CMBEvolve and CosmoEvolve

Cambridge cosmology pair of agentic systems for autonomous scientific discovery: CMBEvolve performs LLM-guided scientific-code evolution via typed tree search, and CosmoEvolve simulates a virtual research laboratory with a principal-investigator agent and student-scientist agents coordinated through a shared blackboard.


Affiliation	University of Cambridge — Institute of Astronomy, Kavli Institute for Cosmology, Cavendish Astrophysics (paper)
First introduced	2026-05 (arXiv:2605.14791, dated 2026-05-14)
Lifecycle stages	Multi-stage (CMBEvolve: hypothesis + experiment design via code evolution; CosmoEvolve: closed-loop hypothesis → exploration → analysis over a shared lab state)
Autonomy level	Semi-autonomous (human supplies the task and dataset; CMBEvolve iterates a tree search to a fixed budget; CosmoEvolve runs an open-ended virtual lab with no predefined scientific objective in the ACT DR6 demonstration)
Domain focus	Cosmology — weak-lensing out-of-distribution detection, CMB / ACT DR6 data analysis
Availability	Code on request — paper states both packages “Will be made available publicly”

Approach

Two complementary systems for different scientific settings.

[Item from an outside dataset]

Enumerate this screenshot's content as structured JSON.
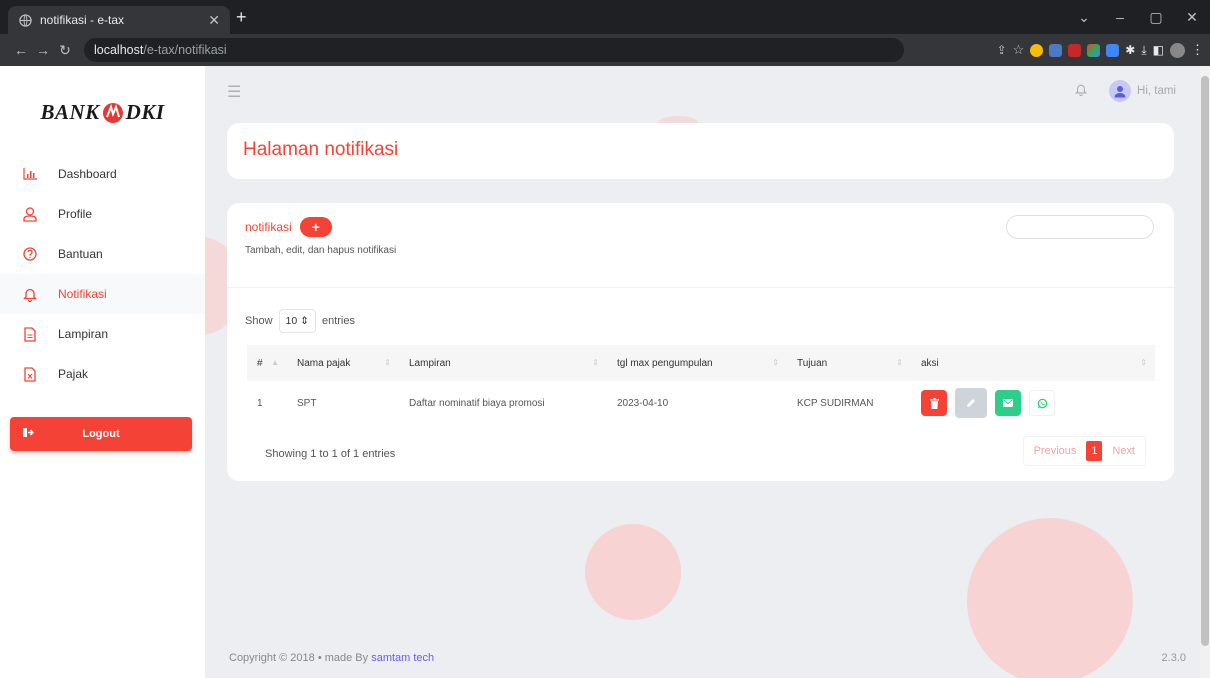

CMBEvolve targets tasks with explicit quantitative objectives. The search is represented as a rooted tree where nodes have one of four types (task, idea generation and selection, code generation, code mutation). Each node stores search statistics (best score S*, visit count N) plus generated content and execution outputs; scores are backpropagated from leaves to the root after evaluation, updating ancestor statistics. The workflow cycles through idea generation, branch selection, targeted mutation, execution, scoring, and score backpropagation.
CosmoEvolve targets open-ended scientific workflows. It simulates a virtual research laboratory consisting of one principal-investigator (PI) agent and a community of student-scientist agents. The PI observes a summary of the current lab state and selects from a discrete action space (group meeting, individual meeting, task assignment). Student agents carry out work independently and can dispatch subtasks to specialized sub-agents (data and file exploration, planning, code implementation). Agents share role-specific instructions, a compact skill index, persistent memory, and a shared lab-state blackboard; skills load on-demand and tool access is governed by per-agent allowlists.

Validation

Two cosmological demonstrations. (1) CMBEvolve is applied to the FAIR Universe Weak Lensing ML Uncertainty Challenge out-of-distribution-detection task on simulated Hyper Suprime-Cam-style weak-lensing maps. (2) CosmoEvolve is applied to autonomous analysis of public ACT DR6 data products with no predefined scientific objective, asked to explore the data and propose analysis paths.

Notable results

CMBEvolve iteratively improves its benchmark score on weak-lensing OoD detection over successive code refinements during tree search.
CosmoEvolve produced a beam-aware split-cross pseudo-Cℓ study of ACT DR6 temperature maps, finding percent-level within-channel stability, tighter same-band cross-array agreement at 90 GHz than at 150 GHz, and few-percent cross-frequency residuals consistent with effective-frequency and foreground-weighting differences.
A related CosmoEvolve multi-frequency coherence analysis showed that no single multipole cut is appropriate for all ACT DR6 channel pairs, recommending pair- and scale-dependent stability windows — a non-trivial, analysis-grade diagnostic identified autonomously.

Primary paper

Xu & Borrett, “Beyond AI as Assistants: Toward Autonomous Discovery in Cosmology,” arXiv:2605.14791.

Other references

None yet.

Code

Not released at preprint time; both CMBEvolve and CosmoEvolve are stated as “Will be made available publicly.”